In July 2014 an appeals court in New York turned down a request filed by Iran’s Central Bank and ordered $1.75 billion in compensation from Tehran’s frozen assets be distributed amongst the victims’ families. This ruling was issued by a three-judge panel of the 2nd branch of New York’s federal appeals court.
That same year Iran’s Central Bank filed for an appeal, arguing this ruling is in violation of US’ obligation according to accords signed back in 1955. With their notion turned down, Iran’s Central Bank referred the case to the US Supreme Court.
On April 20th, 2016, America’s highest court ordered $2 billion dollars from Iran’s blocked assets to be extracted and used to pay the families of the Beirut bombings victims. Enjoying 6 votes in favor in the face of two against, this order was adopted despite Iran’s Central Bank request for an appeal.
The status quo
For more than thirty years the curtains have gradually fallen and the true face of Iran’s IRGC, as a source of support for terrorism, has become crystal clear. Rest assured the footprints of this notorious entity will be found in more crimes inside Iran, around the Middle East and across the globe.

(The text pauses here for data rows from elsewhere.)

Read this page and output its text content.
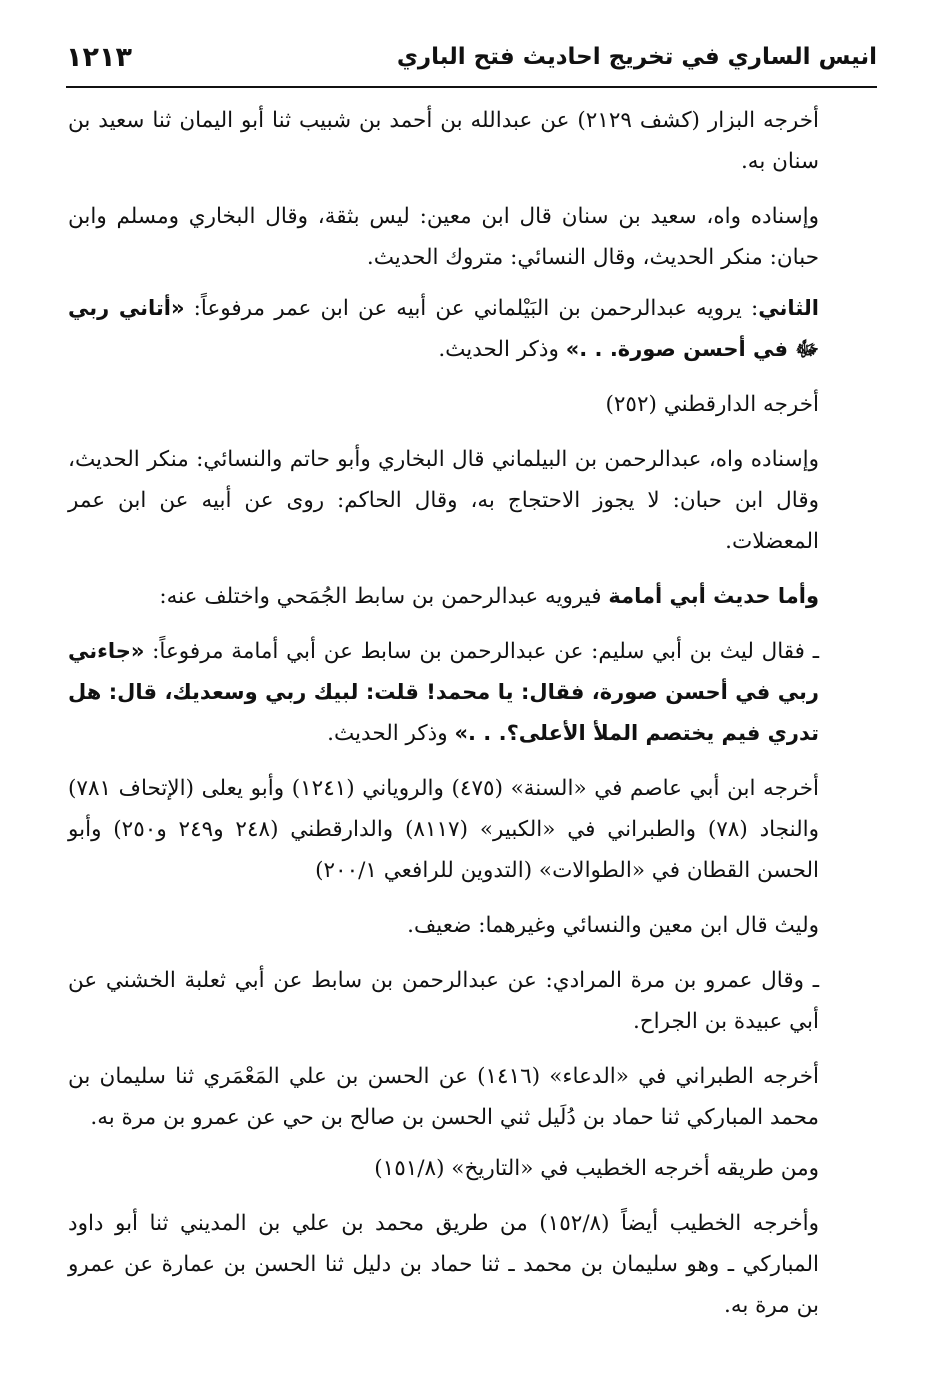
١٢١٣	انيس الساري في تخريج احاديث فتح الباري

أخرجه البزار (كشف ٢١٢٩) عن عبدالله بن أحمد بن شبيب ثنا أبو اليمان ثنا سعيد بن سنان به.

وإسناده واه، سعيد بن سنان قال ابن معين: ليس بثقة، وقال البخاري ومسلم وابن حبان: منكر الحديث، وقال النسائي: متروك الحديث.

الثاني: يرويه عبدالرحمن بن البَيْلماني عن أبيه عن ابن عمر مرفوعاً: «أتاني ربي ﷻ في أحسن صورة. . .» وذكر الحديث.

أخرجه الدارقطني (٢٥٢)

وإسناده واه، عبدالرحمن بن البيلماني قال البخاري وأبو حاتم والنسائي: منكر الحديث، وقال ابن حبان: لا يجوز الاحتجاج به، وقال الحاكم: روى عن أبيه عن ابن عمر المعضلات.

وأما حديث أبي أمامة فيرويه عبدالرحمن بن سابط الجُمَحي واختلف عنه:

ـ فقال ليث بن أبي سليم: عن عبدالرحمن بن سابط عن أبي أمامة مرفوعاً: «جاءني ربي في أحسن صورة، فقال: يا محمد! قلت: لبيك ربي وسعديك، قال: هل تدري فيم يختصم الملأ الأعلى؟. . .» وذكر الحديث.

أخرجه ابن أبي عاصم في «السنة» (٤٧٥) والروياني (١٢٤١) وأبو يعلى (الإتحاف ٧٨١) والنجاد (٧٨) والطبراني في «الكبير» (٨١١٧) والدارقطني (٢٤٨ و٢٤٩ و٢٥٠) وأبو الحسن القطان في «الطوالات» (التدوين للرافعي ٢٠٠/١)

وليث قال ابن معين والنسائي وغيرهما: ضعيف.

ـ وقال عمرو بن مرة المرادي: عن عبدالرحمن بن سابط عن أبي ثعلبة الخشني عن أبي عبيدة بن الجراح.

أخرجه الطبراني في «الدعاء» (١٤١٦) عن الحسن بن علي المَعْمَري ثنا سليمان بن محمد المباركي ثنا حماد بن دُلَيل ثني الحسن بن صالح بن حي عن عمرو بن مرة به.

ومن طريقه أخرجه الخطيب في «التاريخ» (١٥١/٨)

وأخرجه الخطيب أيضاً (١٥٢/٨) من طريق محمد بن علي بن المديني ثنا أبو داود المباركي ـ وهو سليمان بن محمد ـ ثنا حماد بن دليل ثنا الحسن بن عمارة عن عمرو بن مرة به.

This is further proof of the necessity of strong measures against the IRGC as the epicenter of Iran’s war machine.
Utter belligerence has been Tehran’s offspring for four long decades. The time has come to say enough is enough.
The victims of the 1983 Beirut double bombings, and literally the millions of others who have perished due to Iran’s policies, should know their blood was not shed in vein.